The ability to extrapolate from a part to the whole is typically human, for positive and negative reasons — after all, on the negative side, it’s at the core of racism, homophobia, chauvinism, fundamentalism, and all other negative emotions where you classify a whole group of people based on your direct contact and experience with an element of that group. The novelty here is that “nicknames” or “handles” (just like “telephone numbers”) tend to be uniquely identified with the individual who bears that handle.
Thus, in normal conversation, we don’t usually say “I’ll drop a message to Gwyn’s electronic email address for her to read” (although that form of speaking hasn’t still completely vanished) but we tend to say “I’ll talk to Gwyn by email over it”. The difference is subtle. In the first case, we’re still considering the medium (SMTP, in this case) to be relevant for communication. In the second case, the medium is less relevant, just the ability to communicate to the individual matters.
It’s a bit premature to extrapolate to saying that someone “is” their email address, like we perfectly know that someone is not their phone number. However, there is certainly a strong bond between both. And to a degree, we’re “protective” of our handles — we get furious when our phone number is bombarded by marketing call centres and our email address by spammers.
When enough data about a person is available digitally, and when the primary mode of communication with that person is, indeed, in digital form, it also means that the perception others have of the “person behind the nickname” is entirely based upon what they publish about themselves digitally (text, images, videos, and, well, avatars…).
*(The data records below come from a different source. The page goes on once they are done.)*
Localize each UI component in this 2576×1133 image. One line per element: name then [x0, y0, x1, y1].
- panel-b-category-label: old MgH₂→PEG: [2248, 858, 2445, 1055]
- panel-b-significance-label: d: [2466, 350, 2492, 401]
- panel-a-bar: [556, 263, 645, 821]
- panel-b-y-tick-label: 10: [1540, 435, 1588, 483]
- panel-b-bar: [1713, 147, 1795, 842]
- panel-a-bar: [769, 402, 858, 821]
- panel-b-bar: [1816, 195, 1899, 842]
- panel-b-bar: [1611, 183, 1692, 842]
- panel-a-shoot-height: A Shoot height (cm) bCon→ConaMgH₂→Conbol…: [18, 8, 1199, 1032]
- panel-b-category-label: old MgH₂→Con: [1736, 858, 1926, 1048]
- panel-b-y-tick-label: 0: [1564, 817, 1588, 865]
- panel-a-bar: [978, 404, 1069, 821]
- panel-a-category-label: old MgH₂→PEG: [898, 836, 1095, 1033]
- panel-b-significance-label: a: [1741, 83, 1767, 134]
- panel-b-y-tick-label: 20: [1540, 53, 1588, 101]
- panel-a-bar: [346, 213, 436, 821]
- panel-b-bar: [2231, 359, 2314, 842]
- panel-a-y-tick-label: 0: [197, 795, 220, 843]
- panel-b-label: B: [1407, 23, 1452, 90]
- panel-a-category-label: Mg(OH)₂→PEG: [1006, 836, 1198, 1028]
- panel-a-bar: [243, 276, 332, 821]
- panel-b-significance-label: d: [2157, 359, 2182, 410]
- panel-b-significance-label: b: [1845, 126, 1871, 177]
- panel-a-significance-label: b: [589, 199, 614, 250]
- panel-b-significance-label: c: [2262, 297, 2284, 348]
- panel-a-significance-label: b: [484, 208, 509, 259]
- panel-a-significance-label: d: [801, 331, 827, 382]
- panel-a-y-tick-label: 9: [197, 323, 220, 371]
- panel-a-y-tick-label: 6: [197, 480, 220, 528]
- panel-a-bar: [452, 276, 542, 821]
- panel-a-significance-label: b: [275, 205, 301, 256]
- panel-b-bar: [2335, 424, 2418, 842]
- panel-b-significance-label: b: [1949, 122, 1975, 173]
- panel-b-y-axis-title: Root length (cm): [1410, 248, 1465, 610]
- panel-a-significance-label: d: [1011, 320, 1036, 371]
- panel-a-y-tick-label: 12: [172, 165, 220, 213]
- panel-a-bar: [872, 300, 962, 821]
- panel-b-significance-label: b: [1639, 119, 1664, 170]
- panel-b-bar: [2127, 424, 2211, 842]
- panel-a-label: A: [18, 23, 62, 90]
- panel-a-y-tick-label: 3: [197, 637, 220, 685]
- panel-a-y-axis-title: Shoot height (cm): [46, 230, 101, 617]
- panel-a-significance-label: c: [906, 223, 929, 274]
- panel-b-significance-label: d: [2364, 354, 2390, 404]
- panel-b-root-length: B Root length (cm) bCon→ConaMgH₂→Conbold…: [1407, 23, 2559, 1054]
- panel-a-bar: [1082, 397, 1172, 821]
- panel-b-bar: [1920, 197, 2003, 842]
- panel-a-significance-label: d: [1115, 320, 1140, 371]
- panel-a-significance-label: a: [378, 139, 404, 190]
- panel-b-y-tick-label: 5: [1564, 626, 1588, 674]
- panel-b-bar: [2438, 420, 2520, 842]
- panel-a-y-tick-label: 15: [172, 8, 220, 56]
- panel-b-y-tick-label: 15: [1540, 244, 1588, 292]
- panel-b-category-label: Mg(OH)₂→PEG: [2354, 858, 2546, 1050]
This concept of digital self is the object of serious research, since it’s quite a new area. If you’re not willing to read that paper to the end, the abstract is here:
The impact of others in telecopresence on the formation of self has not been well studied. Existing research on self in cyberspace has mostly focused on issues related to the presentation of self. A major question researchers have been trying to answer is how people present their selves to others when they become disembodied and anonymous in the online world. The question the present study attempts to answer, however, is almost the other way around – how do people come to conceive their selves when others become disembodied and anonymous? This question is particularly important for understanding the influence of the Internet on teenagers who are yet to form a stable view of themselves. It has been found that the characteristics of the telecopresent others do produce a different “looking glass” that gives rise to a digital self which is different from the self formed offline. Teenagers’ playful online performances are therefore an integral part of the process of self formation. As such, the “intimate strangers” or “anonymous friends” teenagers associate with on the Internet play an important role in affecting the development of self in online children.
Although that paper in question addresses mostly the how and why children and teenagers reinvent themselves when communicating online, it still manages to make a point: disembodied communication through a digital medium allows us to explore different facets of our self.